Deinen Brief Nr. 13 vom 13. Juni habe ich heute erhalten und derselbe hat mir viel, viel Freude bereitet. Glaube nur ja nicht, dass ich neidisch werde, wenn Besuch sich einfindet oder über ein sonstiges harmloses Vergnügen, im Gegenteil. Diese Besuche warmen auf, denn es wäre verkehrt, traurig die Tage verstreichen zu lassen, nur weil ich im anderen Kontinent vegetiere. Ausserdem freut es mich riesig, dass auch nach meiner Abwesenheit alle Familie und Bekannte diese Anhänglichkeit an den Tag legen und ich werde dies nie vergessen.

Gestern ist Herr Konsbruck wieder von Monlevade abgeflogen. Herr Konsbruck und Herr Scharlé nahmen alle Ausführungen über unsere Pläne für das Walzwerk mit sichtlicher Zufriedenheit auf. Am Tage drauf fand ein gemütliches Zusammensein im Casino statt, wo neben den Herren der Werksleitung alle Luxemburger teilnahmen ca 87- 100 kann hoch. Dauer von 19:00 - 21:00 Uhr. Im Anschluss Abendessen in der Fazenda. Anwesend Herr Scharlé, Herr Konsbruck und HH Pinto, Pauli und Mario als Brasilianer dann H H Loutsch, Kremer, Engel, Meyers und meine Wenigkeit. Gegen 12:45 wurde die Sitzung aufgehoben. In einem vorhergehenden Schreiben hatte ich ein Fest in Siderurgika erwähnt. 20 jährige Dienstfeier von Herrn Parera[Pereira] Direktor von Siderurgika doch hier nahmen weder Herr Scharlé noch Herr Konsbruck teil. Es waren dort 160 Männlein und Weiblein, welche eingeladen waren um das Jubiläum zu feiern, doch

die Zeit der grossen Feste von Herrn L. E. [Louis Ensch] hier in Brasilien sind vorbei. Hierüber später mündlich. Das schönste dieser Feier war, dass jeder Eingeladene sein Essen selbst bezahlen musste. So etwas hat es doch noch nicht gegeben.
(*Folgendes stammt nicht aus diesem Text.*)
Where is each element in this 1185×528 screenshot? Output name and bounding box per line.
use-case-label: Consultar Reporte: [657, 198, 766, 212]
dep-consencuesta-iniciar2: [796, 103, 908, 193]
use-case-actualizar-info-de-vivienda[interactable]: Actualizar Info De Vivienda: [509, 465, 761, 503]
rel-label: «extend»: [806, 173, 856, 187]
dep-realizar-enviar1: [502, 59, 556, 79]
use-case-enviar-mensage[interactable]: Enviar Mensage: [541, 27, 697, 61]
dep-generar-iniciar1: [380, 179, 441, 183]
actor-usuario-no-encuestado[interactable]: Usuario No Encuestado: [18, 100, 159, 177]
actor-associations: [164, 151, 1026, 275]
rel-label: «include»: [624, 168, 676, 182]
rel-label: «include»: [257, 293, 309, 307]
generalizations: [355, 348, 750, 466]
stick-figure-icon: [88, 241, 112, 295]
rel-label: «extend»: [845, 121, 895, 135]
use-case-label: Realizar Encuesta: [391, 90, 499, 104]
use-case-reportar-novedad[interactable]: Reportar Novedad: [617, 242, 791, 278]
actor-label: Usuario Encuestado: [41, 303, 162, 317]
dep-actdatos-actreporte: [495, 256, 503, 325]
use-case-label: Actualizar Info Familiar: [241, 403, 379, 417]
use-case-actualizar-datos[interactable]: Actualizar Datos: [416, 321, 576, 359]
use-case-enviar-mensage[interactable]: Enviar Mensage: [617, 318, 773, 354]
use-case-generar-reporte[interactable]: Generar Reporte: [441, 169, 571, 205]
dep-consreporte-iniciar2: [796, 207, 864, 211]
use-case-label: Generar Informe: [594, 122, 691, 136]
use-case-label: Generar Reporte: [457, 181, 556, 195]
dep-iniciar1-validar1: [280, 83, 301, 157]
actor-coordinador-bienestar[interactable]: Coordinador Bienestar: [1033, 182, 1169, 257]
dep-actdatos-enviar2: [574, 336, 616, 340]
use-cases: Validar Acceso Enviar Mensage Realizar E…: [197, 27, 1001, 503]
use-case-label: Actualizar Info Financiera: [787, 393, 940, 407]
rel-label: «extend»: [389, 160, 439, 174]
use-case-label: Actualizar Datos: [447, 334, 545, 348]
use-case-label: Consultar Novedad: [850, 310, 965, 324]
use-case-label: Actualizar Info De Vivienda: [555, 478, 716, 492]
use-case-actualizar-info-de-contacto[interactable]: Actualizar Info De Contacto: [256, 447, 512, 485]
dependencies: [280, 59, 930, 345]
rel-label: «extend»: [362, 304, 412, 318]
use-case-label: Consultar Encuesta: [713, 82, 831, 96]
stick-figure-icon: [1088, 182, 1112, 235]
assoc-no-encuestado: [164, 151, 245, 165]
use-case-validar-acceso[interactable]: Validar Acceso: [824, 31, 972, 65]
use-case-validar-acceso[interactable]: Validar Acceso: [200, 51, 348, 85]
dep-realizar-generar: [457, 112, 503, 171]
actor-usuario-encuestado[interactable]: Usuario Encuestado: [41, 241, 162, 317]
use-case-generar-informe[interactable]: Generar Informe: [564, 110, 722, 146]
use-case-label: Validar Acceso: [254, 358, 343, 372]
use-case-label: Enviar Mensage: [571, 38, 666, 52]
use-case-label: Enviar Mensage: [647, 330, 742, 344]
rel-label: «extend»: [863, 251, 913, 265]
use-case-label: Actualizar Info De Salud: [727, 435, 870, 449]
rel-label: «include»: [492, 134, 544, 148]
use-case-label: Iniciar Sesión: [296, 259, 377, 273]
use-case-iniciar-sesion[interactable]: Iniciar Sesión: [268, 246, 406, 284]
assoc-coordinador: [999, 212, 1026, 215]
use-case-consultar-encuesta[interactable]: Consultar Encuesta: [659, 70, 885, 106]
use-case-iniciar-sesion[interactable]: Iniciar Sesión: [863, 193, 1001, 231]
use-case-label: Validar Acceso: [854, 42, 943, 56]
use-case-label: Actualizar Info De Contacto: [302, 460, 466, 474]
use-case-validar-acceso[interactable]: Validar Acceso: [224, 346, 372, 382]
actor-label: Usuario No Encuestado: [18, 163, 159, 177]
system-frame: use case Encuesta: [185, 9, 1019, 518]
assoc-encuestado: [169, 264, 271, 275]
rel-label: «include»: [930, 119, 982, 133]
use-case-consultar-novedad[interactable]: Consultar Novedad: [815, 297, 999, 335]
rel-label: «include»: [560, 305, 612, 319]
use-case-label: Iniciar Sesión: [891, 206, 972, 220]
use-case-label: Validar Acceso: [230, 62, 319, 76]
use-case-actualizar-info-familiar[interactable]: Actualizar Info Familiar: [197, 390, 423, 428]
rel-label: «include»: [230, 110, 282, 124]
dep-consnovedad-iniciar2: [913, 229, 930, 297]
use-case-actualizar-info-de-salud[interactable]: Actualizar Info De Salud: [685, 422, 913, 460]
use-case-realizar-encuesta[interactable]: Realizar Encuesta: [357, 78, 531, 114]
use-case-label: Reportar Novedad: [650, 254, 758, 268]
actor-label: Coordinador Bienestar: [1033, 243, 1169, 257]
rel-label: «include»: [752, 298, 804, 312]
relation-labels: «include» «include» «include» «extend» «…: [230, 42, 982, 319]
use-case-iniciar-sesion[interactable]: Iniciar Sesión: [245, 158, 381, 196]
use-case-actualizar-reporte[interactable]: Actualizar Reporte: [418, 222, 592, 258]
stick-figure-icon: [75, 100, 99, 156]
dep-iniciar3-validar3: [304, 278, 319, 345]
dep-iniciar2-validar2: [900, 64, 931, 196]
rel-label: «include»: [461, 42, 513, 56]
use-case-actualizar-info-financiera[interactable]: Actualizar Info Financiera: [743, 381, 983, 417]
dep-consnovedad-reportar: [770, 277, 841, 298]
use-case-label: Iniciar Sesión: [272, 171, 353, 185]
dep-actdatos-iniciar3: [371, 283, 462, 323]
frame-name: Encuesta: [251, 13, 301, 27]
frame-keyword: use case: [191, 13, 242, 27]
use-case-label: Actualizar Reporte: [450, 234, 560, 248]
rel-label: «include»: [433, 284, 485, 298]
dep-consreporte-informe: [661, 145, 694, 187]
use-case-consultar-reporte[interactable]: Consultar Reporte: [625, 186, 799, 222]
Liebe Elly! Du siehst dass hier auf allen Gebieten sehr viel geboten wird. Das schlimmste für mich ist ein Werk, welches produzieren soll und keine Kraft hat. Noch keine vier Tage in der Woche wird gewalzt. Mit dem Kühlwasser für die Walzen ist es besser geworden und mit den Strom 4000 KW von der Acesita ist es auch schon besser geworden. Leider hat dieser Strom 60 Perioden und das Werk Monlevade arbeitet mit einer Einrichtung von 50 Perioden, es ist rein [...] Ko. Doch weshalb Kritik üben. Solch ein Werk mitten in Minas einstellen, das ist eine ganz grosse Leistung gewesen und es liegt an uns, noch so manches zu schaffen, damit am Tage der Abreise keiner sagen kann, wir hätten den nicht gebraucht. Die Zeit wird hier nach einem anderen Masstab gemessen. Wenn Du liebe Elly nach einem Jahr mit der kleinen Familie nach hier kommst, so reicht es noch dicke um mir zu helfen, denn das was ich bis jetzt gezeigt habe, das war nur Planung, aber Planung ist [...],wenn das dicke Ende nicht folgt! Hier in Brasilien geht eine grosse Strömung durch das Land. Die Politik ist am Werk. Vargas hat einen minimalen Lohn von 2000 Cr. versprochen. Man sagt Wahlpropaganda und ich sage der Mann hat Recht. Die Folgen sind: 1) Was von der Regierung dekretiert, das soll auch durchgeführt werden, 2) Wie kann ich am billigsten über diesen Punkt hinwegkommen?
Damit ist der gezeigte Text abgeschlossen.